The ghosts of Gadhafi hover over North Korea summit

It’s not every day that a senior North Korean official who has the ear of Kim Jong Un visits Washington to hand a personal letter to the U.S. president. But that is precisely what happened on Friday, June 1, when Vice Chairman Kim Yong Chol (commonly referred to as Kim’s right-hand man) traveled to the White House to deliver a missive from his boss. President Trump, who has treated his June 12 summit preparations as if it were a season finale of the “Apprentice,” was no doubt embracing the event as an historical moment in American diplomacy. And, in a way, it is: the last time the Kim dynasty’s number-two man stepped foot in the White House was 18 years ago, when Vice Marshal Jo Myong Rok had a meeting with President Bill Clinton for the purpose of arranging a possible presidential trip to Pyongyang (Clinton decided to prioritize Israeli-Palestinian peace over North Korean missile talks).

There is no denying that the last week of frenzied diplomacy between Washington and Pyongyang has been impressive. Three separate American teams are engaged in three separate countries with their North Korean colleagues, precisely the type of preparation one would expect from two governments sincerely trying to get their leaders together. But despite all of the meetings, photo-ops, and handshakes that have occurred during this time, the Trump administration would be setting itself up for sadness and disappointment if it failed to keep the moment in perspective.

Warm and cheerful words in Pyongyang’s state media notwithstanding, North Korea is still North Korea — a country surrounded by far bigger and more prosperous neighbors, ruled by a leadership that is extremely paranoid about American intentions. It is because of this paranoia that the Kim regime was motivated to invest so much money and manpower (and sacrifice so much of its economy and social well-being) over a period of decades to attain a nuclear weapons capability.

To put it bluntly: Kim Jong Un, like his father and grandfather before him, is petrified of being invaded, deposed, and killed by the United States.

It is far, far too early to predict whether a groundbreaking denuclearization agreement with the North Koreans is possible. The stars have to perfectly align for a deal like this to happen. The Trump administration’s core position remains maximalist; the only way Pyongyang can enjoy some economic relief and rejoin the community of nations is if Kim makes the strategic decision to strip out its entire nuclear infrastructure. To Kim, however, such a demand is nothing less than a wholesale, radical shift in how the North Korean regime has operated over the previous three decades.

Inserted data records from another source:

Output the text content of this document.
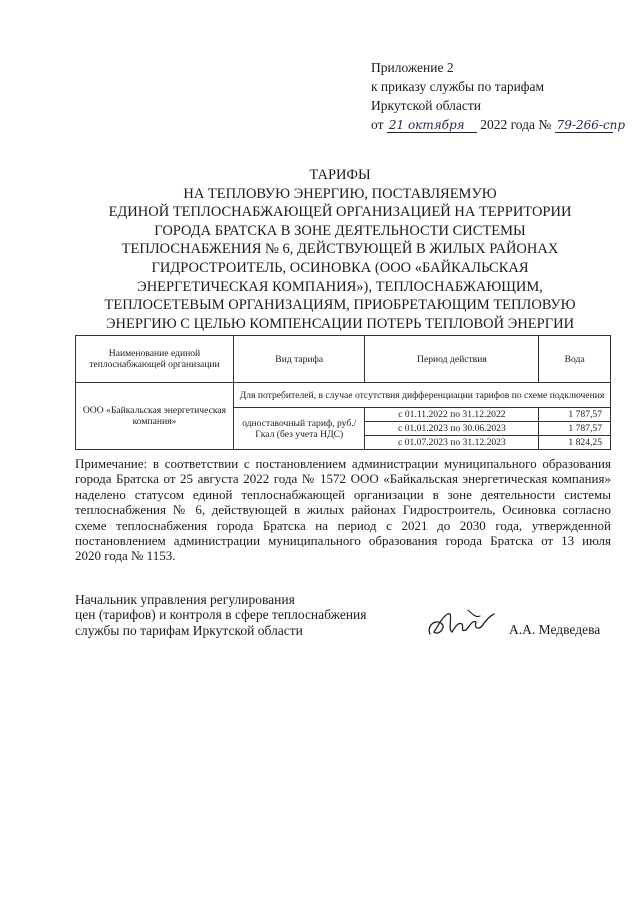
Приложение 2
к приказу службы по тарифам
Иркутской области
от 21 октября 2022 года № 79-266-спр
ТАРИФЫ
НА ТЕПЛОВУЮ ЭНЕРГИЮ, ПОСТАВЛЯЕМУЮ
ЕДИНОЙ ТЕПЛОСНАБЖАЮЩЕЙ ОРГАНИЗАЦИЕЙ НА ТЕРРИТОРИИ
ГОРОДА БРАТСКА В ЗОНЕ ДЕЯТЕЛЬНОСТИ СИСТЕМЫ
ТЕПЛОСНАБЖЕНИЯ № 6, ДЕЙСТВУЮЩЕЙ В ЖИЛЫХ РАЙОНАХ
ГИДРОСТРОИТЕЛЬ, ОСИНОВКА (ООО «БАЙКАЛЬСКАЯ
ЭНЕРГЕТИЧЕСКАЯ КОМПАНИЯ»), ТЕПЛОСНАБЖАЮЩИМ,
ТЕПЛОСЕТЕВЫМ ОРГАНИЗАЦИЯМ, ПРИОБРЕТАЮЩИМ ТЕПЛОВУЮ
ЭНЕРГИЮ С ЦЕЛЬЮ КОМПЕНСАЦИИ ПОТЕРЬ ТЕПЛОВОЙ ЭНЕРГИИ
Наименование единой теплоснабжающей организации	Вид тарифа	Период действия	Вода
ООО «Байкальская энергетическая компания»	Для потребителей, в случае отсутствия дифференциации тарифов по схеме подключения		
	одноставочный тариф, руб./Гкал (без учета НДС)	с 01.11.2022 по 31.12.2022	1 787,57
		с 01.01.2023 по 30.06.2023	1 787,57
		с 01.07.2023 по 31.12.2023	1 824,25
Примечание: в соответствии с постановлением администрации муниципального образования
города Братска от 25 августа 2022 года № 1572 ООО «Байкальская энергетическая компания»
наделено статусом единой теплоснабжающей организации в зоне деятельности системы
теплоснабжения № 6, действующей в жилых районах Гидростроитель, Осиновка согласно
схеме теплоснабжения города Братска на период с 2021 до 2030 года, утвержденной
постановлением администрации муниципального образования города Братска от 13 июля
2020 года № 1153.
Начальник управления регулирования
цен (тарифов) и контроля в сфере теплоснабжения
службы по тарифам Иркутской области	А.А. Медведева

It is such a dramatic shift that economic incentives alone will not be enough to push the North Koreans to denuclearize. Trump cannot buy Kim Jong Un like former President George W. Bush bought Moammar Gadhafi.

A denuclearization agreement with North Korea will depend entirely on whether the United States can persuade the Kim regime that it will be safe, secure, and whole even without a nuclear weapons stockpile. The problem, though, is that this may be an unattainable task for the Trump administration, or any American administration, to accomplish.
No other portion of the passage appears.